The proposal would also restrict the occasions when insurers could avoid liability by relying on breach of a warranty. Insurers would have to show the breach caused or contributed to the loss claimed under the policy.

Defining micro-business

One of the questions raised by the issues paper was how best to define a micro-business. Most respondents agreed that using the same two-limb test as the Financial Ombudsman Service (FOS) would be the most logical option.

The previous FOS threshold was a turnover of less than £1million, but since 1st November 2009, the Ombudsman can hear complaints from businesses with fewer than 10 employees and a turnover of less than €2 million. For the FOS, this test is applied at the time the claim is made. The Law Commissions envisage applying the test at the time the business enters into the insurance contract.

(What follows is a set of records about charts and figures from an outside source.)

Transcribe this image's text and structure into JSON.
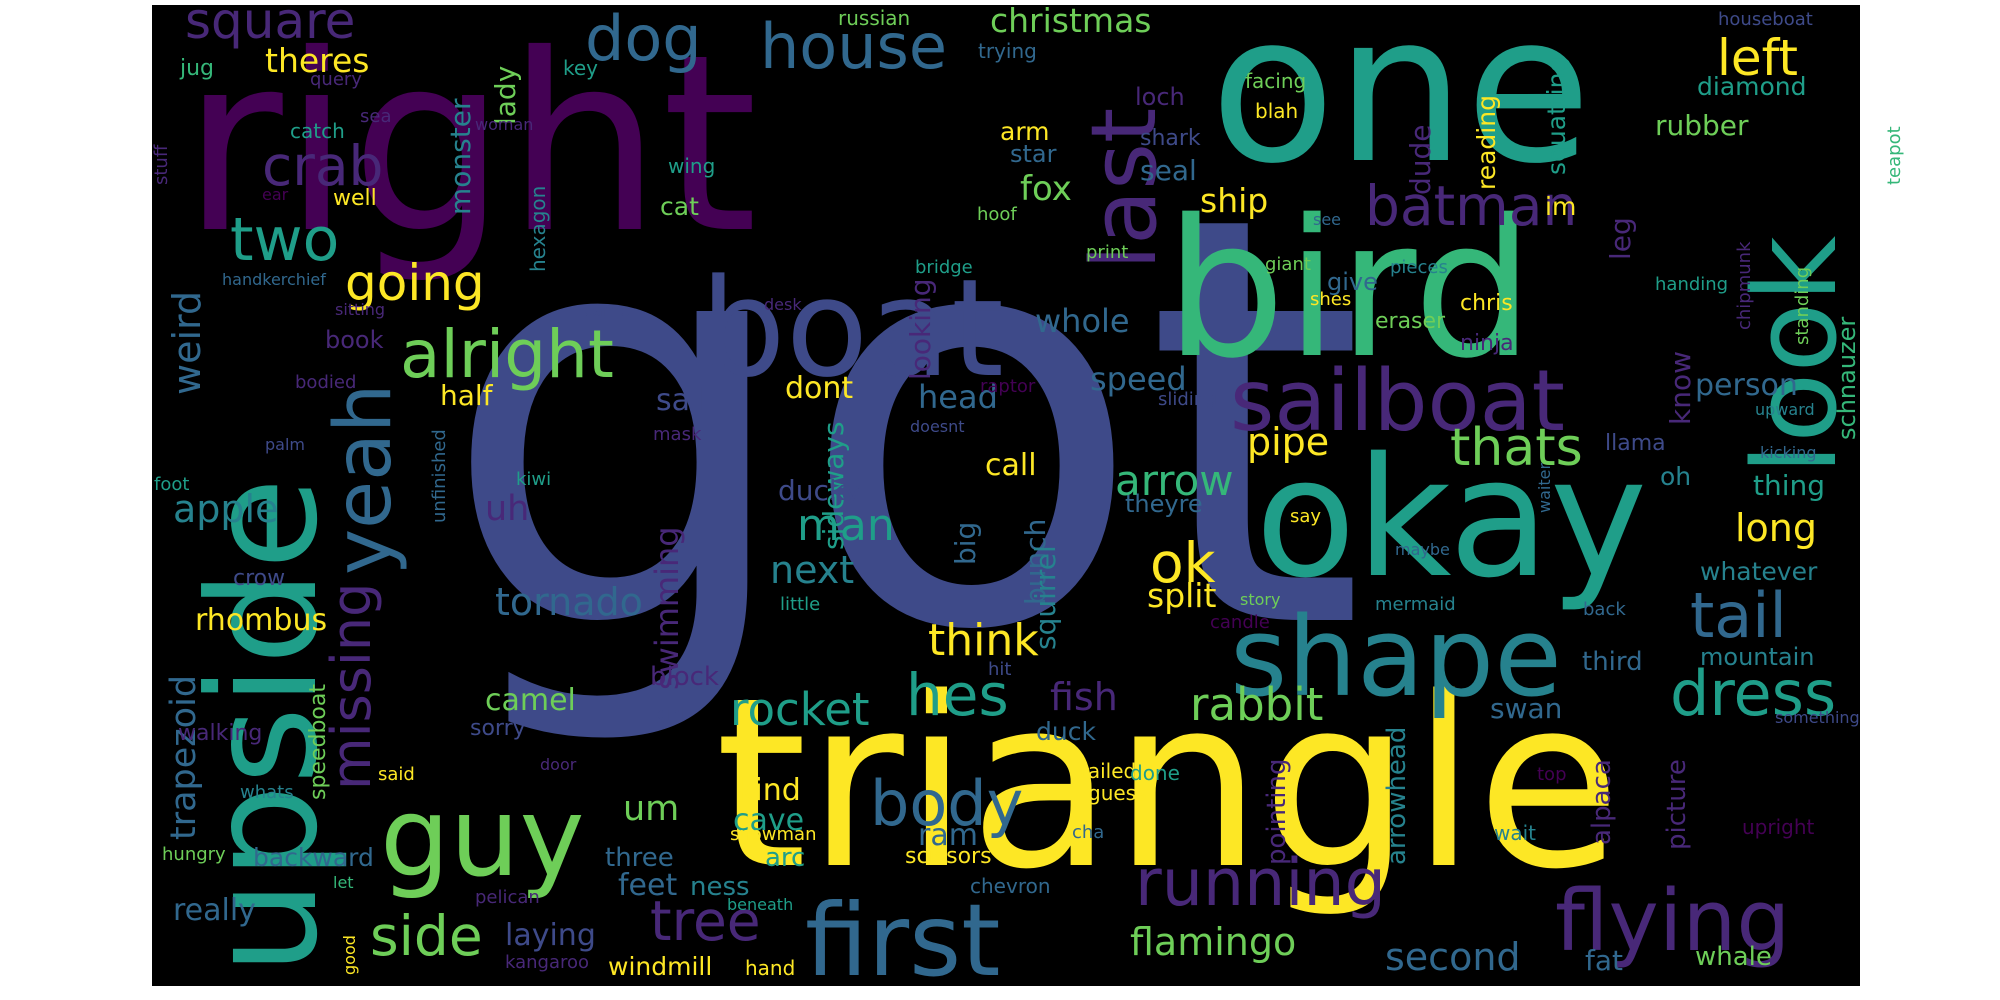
{
  "background": "#000000",
  "palette": {
    "purple": "#440154",
    "indigo": "#482878",
    "slate": "#3e4a89",
    "steel": "#31688e",
    "teal": "#26828e",
    "sea": "#1f9e89",
    "green": "#35b779",
    "lime": "#6ece58",
    "yellow": "#fde725"
  },
  "words": [
    {
      "text": "got",
      "color": "slate"
    },
    {
      "text": "right",
      "color": "purple"
    },
    {
      "text": "one",
      "color": "sea"
    },
    {
      "text": "triangle",
      "color": "yellow"
    },
    {
      "text": "upside",
      "color": "sea"
    },
    {
      "text": "bird",
      "color": "green"
    },
    {
      "text": "okay",
      "color": "sea"
    },
    {
      "text": "boat",
      "color": "slate"
    },
    {
      "text": "shape",
      "color": "teal"
    },
    {
      "text": "look",
      "color": "sea"
    },
    {
      "text": "last",
      "color": "indigo"
    },
    {
      "text": "guy",
      "color": "lime"
    },
    {
      "text": "first",
      "color": "steel"
    },
    {
      "text": "sailboat",
      "color": "indigo"
    },
    {
      "text": "flying",
      "color": "indigo"
    },
    {
      "text": "dog",
      "color": "steel"
    },
    {
      "text": "yeah",
      "color": "steel"
    },
    {
      "text": "alright",
      "color": "lime"
    },
    {
      "text": "missing",
      "color": "indigo"
    },
    {
      "text": "running",
      "color": "indigo"
    },
    {
      "text": "house",
      "color": "steel"
    },
    {
      "text": "dress",
      "color": "sea"
    },
    {
      "text": "tail",
      "color": "steel"
    },
    {
      "text": "body",
      "color": "steel"
    },
    {
      "text": "thats",
      "color": "lime"
    },
    {
      "text": "batman",
      "color": "indigo"
    },
    {
      "text": "two",
      "color": "sea"
    },
    {
      "text": "crab",
      "color": "indigo"
    },
    {
      "text": "square",
      "color": "indigo"
    },
    {
      "text": "going",
      "color": "yellow"
    },
    {
      "text": "tree",
      "color": "indigo"
    },
    {
      "text": "side",
      "color": "lime"
    },
    {
      "text": "left",
      "color": "yellow"
    },
    {
      "text": "hes",
      "color": "sea"
    },
    {
      "text": "ok",
      "color": "yellow"
    },
    {
      "text": "rocket",
      "color": "sea"
    },
    {
      "text": "rabbit",
      "color": "lime"
    },
    {
      "text": "arrow",
      "color": "green"
    },
    {
      "text": "tornado",
      "color": "steel"
    },
    {
      "text": "think",
      "color": "yellow"
    },
    {
      "text": "man",
      "color": "sea"
    },
    {
      "text": "flamingo",
      "color": "lime"
    },
    {
      "text": "second",
      "color": "steel"
    },
    {
      "text": "trapezoid",
      "color": "steel"
    },
    {
      "text": "pipe",
      "color": "yellow"
    },
    {
      "text": "apple",
      "color": "teal"
    },
    {
      "text": "fish",
      "color": "indigo"
    },
    {
      "text": "next",
      "color": "teal"
    },
    {
      "text": "long",
      "color": "yellow"
    },
    {
      "text": "weird",
      "color": "steel"
    },
    {
      "text": "christmas",
      "color": "lime"
    },
    {
      "text": "theres",
      "color": "yellow"
    },
    {
      "text": "ship",
      "color": "yellow"
    },
    {
      "text": "fox",
      "color": "lime"
    },
    {
      "text": "split",
      "color": "yellow"
    },
    {
      "text": "speed",
      "color": "steel"
    },
    {
      "text": "swimming",
      "color": "indigo"
    },
    {
      "text": "person",
      "color": "steel"
    },
    {
      "text": "whole",
      "color": "steel"
    },
    {
      "text": "head",
      "color": "steel"
    },
    {
      "text": "rhombus",
      "color": "yellow"
    },
    {
      "text": "really",
      "color": "steel"
    },
    {
      "text": "laying",
      "color": "slate"
    },
    {
      "text": "feet",
      "color": "steel"
    },
    {
      "text": "um",
      "color": "lime"
    },
    {
      "text": "uh",
      "color": "indigo"
    },
    {
      "text": "sideways",
      "color": "sea"
    },
    {
      "text": "looking",
      "color": "indigo"
    },
    {
      "text": "call",
      "color": "yellow"
    },
    {
      "text": "sail",
      "color": "slate"
    },
    {
      "text": "dont",
      "color": "yellow"
    },
    {
      "text": "half",
      "color": "yellow"
    },
    {
      "text": "camel",
      "color": "lime"
    },
    {
      "text": "cave",
      "color": "sea"
    },
    {
      "text": "ram",
      "color": "steel"
    },
    {
      "text": "kind",
      "color": "yellow"
    },
    {
      "text": "ducky",
      "color": "slate"
    },
    {
      "text": "bunch",
      "color": "steel"
    },
    {
      "text": "big",
      "color": "steel"
    },
    {
      "text": "squirrel",
      "color": "teal"
    },
    {
      "text": "monster",
      "color": "teal"
    },
    {
      "text": "lady",
      "color": "lime"
    },
    {
      "text": "dude",
      "color": "indigo"
    },
    {
      "text": "reading",
      "color": "yellow"
    },
    {
      "text": "squatting",
      "color": "sea"
    },
    {
      "text": "rubber",
      "color": "lime"
    },
    {
      "text": "diamond",
      "color": "sea"
    },
    {
      "text": "know",
      "color": "indigo"
    },
    {
      "text": "leg",
      "color": "indigo"
    },
    {
      "text": "schnauzer",
      "color": "green"
    },
    {
      "text": "thing",
      "color": "sea"
    },
    {
      "text": "whatever",
      "color": "teal"
    },
    {
      "text": "oh",
      "color": "teal"
    },
    {
      "text": "third",
      "color": "steel"
    },
    {
      "text": "mountain",
      "color": "teal"
    },
    {
      "text": "swan",
      "color": "steel"
    },
    {
      "text": "picture",
      "color": "indigo"
    },
    {
      "text": "alpaca",
      "color": "indigo"
    },
    {
      "text": "arrowhead",
      "color": "teal"
    },
    {
      "text": "pointing",
      "color": "indigo"
    },
    {
      "text": "fat",
      "color": "steel"
    },
    {
      "text": "whale",
      "color": "lime"
    },
    {
      "text": "windmill",
      "color": "yellow"
    },
    {
      "text": "ness",
      "color": "teal"
    },
    {
      "text": "arc",
      "color": "sea"
    },
    {
      "text": "three",
      "color": "steel"
    },
    {
      "text": "backward",
      "color": "steel"
    },
    {
      "text": "duck",
      "color": "steel"
    },
    {
      "text": "block",
      "color": "indigo"
    },
    {
      "text": "sorry",
      "color": "slate"
    },
    {
      "text": "speedboat",
      "color": "lime"
    },
    {
      "text": "walking",
      "color": "indigo"
    },
    {
      "text": "chris",
      "color": "yellow"
    },
    {
      "text": "give",
      "color": "steel"
    },
    {
      "text": "eraser",
      "color": "lime"
    },
    {
      "text": "ninja",
      "color": "indigo"
    },
    {
      "text": "llama",
      "color": "slate"
    },
    {
      "text": "im",
      "color": "yellow"
    },
    {
      "text": "seal",
      "color": "steel"
    },
    {
      "text": "loch",
      "color": "indigo"
    },
    {
      "text": "arm",
      "color": "yellow"
    },
    {
      "text": "star",
      "color": "steel"
    },
    {
      "text": "shark",
      "color": "slate"
    },
    {
      "text": "hexagon",
      "color": "teal"
    },
    {
      "text": "cat",
      "color": "lime"
    },
    {
      "text": "book",
      "color": "indigo"
    },
    {
      "text": "crow",
      "color": "slate"
    },
    {
      "text": "jug",
      "color": "green"
    },
    {
      "text": "catch",
      "color": "sea"
    },
    {
      "text": "well",
      "color": "yellow"
    },
    {
      "text": "stuff",
      "color": "indigo"
    },
    {
      "text": "key",
      "color": "sea"
    },
    {
      "text": "russian",
      "color": "lime"
    },
    {
      "text": "trying",
      "color": "steel"
    },
    {
      "text": "facing",
      "color": "lime"
    },
    {
      "text": "blah",
      "color": "yellow"
    },
    {
      "text": "houseboat",
      "color": "slate"
    },
    {
      "text": "teapot",
      "color": "green"
    },
    {
      "text": "query",
      "color": "indigo"
    },
    {
      "text": "sea",
      "color": "indigo"
    },
    {
      "text": "woman",
      "color": "indigo"
    },
    {
      "text": "wing",
      "color": "sea"
    },
    {
      "text": "ear",
      "color": "purple"
    },
    {
      "text": "hoof",
      "color": "lime"
    },
    {
      "text": "handkerchief",
      "color": "steel"
    },
    {
      "text": "sitting",
      "color": "indigo"
    },
    {
      "text": "came",
      "color": "slate"
    },
    {
      "text": "desk",
      "color": "indigo"
    },
    {
      "text": "bridge",
      "color": "sea"
    },
    {
      "text": "print",
      "color": "lime"
    },
    {
      "text": "see",
      "color": "steel"
    },
    {
      "text": "pieces",
      "color": "teal"
    },
    {
      "text": "giant",
      "color": "lime"
    },
    {
      "text": "shes",
      "color": "yellow"
    },
    {
      "text": "handing",
      "color": "sea"
    },
    {
      "text": "chipmunk",
      "color": "indigo"
    },
    {
      "text": "standing",
      "color": "lime"
    },
    {
      "text": "bodied",
      "color": "indigo"
    },
    {
      "text": "raptor",
      "color": "purple"
    },
    {
      "text": "sliding",
      "color": "slate"
    },
    {
      "text": "upward",
      "color": "teal"
    },
    {
      "text": "doesnt",
      "color": "slate"
    },
    {
      "text": "mask",
      "color": "indigo"
    },
    {
      "text": "palm",
      "color": "slate"
    },
    {
      "text": "kiwi",
      "color": "sea"
    },
    {
      "text": "unfinished",
      "color": "steel"
    },
    {
      "text": "kicking",
      "color": "steel"
    },
    {
      "text": "foot",
      "color": "sea"
    },
    {
      "text": "theyre",
      "color": "steel"
    },
    {
      "text": "waiter",
      "color": "steel"
    },
    {
      "text": "say",
      "color": "yellow"
    },
    {
      "text": "maybe",
      "color": "steel"
    },
    {
      "text": "little",
      "color": "sea"
    },
    {
      "text": "story",
      "color": "lime"
    },
    {
      "text": "mermaid",
      "color": "teal"
    },
    {
      "text": "back",
      "color": "steel"
    },
    {
      "text": "candle",
      "color": "purple"
    },
    {
      "text": "hit",
      "color": "slate"
    },
    {
      "text": "girl",
      "color": "slate"
    },
    {
      "text": "something",
      "color": "slate"
    },
    {
      "text": "whats",
      "color": "teal"
    },
    {
      "text": "door",
      "color": "indigo"
    },
    {
      "text": "said",
      "color": "yellow"
    },
    {
      "text": "hungry",
      "color": "lime"
    },
    {
      "text": "tailed",
      "color": "yellow"
    },
    {
      "text": "guess",
      "color": "yellow"
    },
    {
      "text": "done",
      "color": "sea"
    },
    {
      "text": "top",
      "color": "purple"
    },
    {
      "text": "snowman",
      "color": "yellow"
    },
    {
      "text": "scissors",
      "color": "yellow"
    },
    {
      "text": "cha",
      "color": "steel"
    },
    {
      "text": "wait",
      "color": "teal"
    },
    {
      "text": "upright",
      "color": "purple"
    },
    {
      "text": "let",
      "color": "green"
    },
    {
      "text": "pelican",
      "color": "indigo"
    },
    {
      "text": "chevron",
      "color": "steel"
    },
    {
      "text": "good",
      "color": "yellow"
    },
    {
      "text": "beneath",
      "color": "sea"
    },
    {
      "text": "kangaroo",
      "color": "indigo"
    },
    {
      "text": "hand",
      "color": "yellow"
    }
  ]
}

In the response paper, they also comment that current regulations requiring insurers to tell eligible businesses of their right to take complaints to the FOS are not clearly set out in the FSA Handbook and that the written reminder is often buried in the small print of the policy.

Most respondents to the issues paper appreciated the need for additional filters to prevent more sophisticated businesses from benefiting from the consumer regime, although there was some discussion about how these safeguards would work in practice.

The proposed filters include taking into account the number of employees and turnover at any associated or group company and excluding businesses that spend more than a certain amount on their insurance premium (say £15,000) or that hold assets or have a turnover of more than £10 million.

Unfair terms

A small majority (53%) of respondents were in favour of extending the Unfair Terms in Consumer Contracts Regulations 1999 to micro-businesses in relation to insurance contracts.

The change would allow the smallest enterprises to challenge policy terms for unfairness, provided the term has not been individually negotiated and is not a "core" term. Terms (including core terms) that are not expressed clearly in plain language would also fall foul of the regulations.

The FSA, however, said it was not keen on the proposal as it had not seen any evidence that micro-businesses were suffering any detriment because they were not covered by the regulations and the reform would confuse rules aimed specifically at protecting consumers.

Next steps

The Law Commissions' intend to publish a policy statement on pre-contract non-disclosure and misrepresentation in business insurance early in 2010.

Meanwhile, a final report and a draft Bill on pre-contractual disclosure and representations in consumer insurance are due to be published this December. The Bill will include a new statutory code to clarify whether the intermediary is acting for the insured or the insurer in certain circumstances.

The Law Commissions' work programme for the New Year also includes issues papers on damages for late payment and on the insured's post-contractual duty of good faith.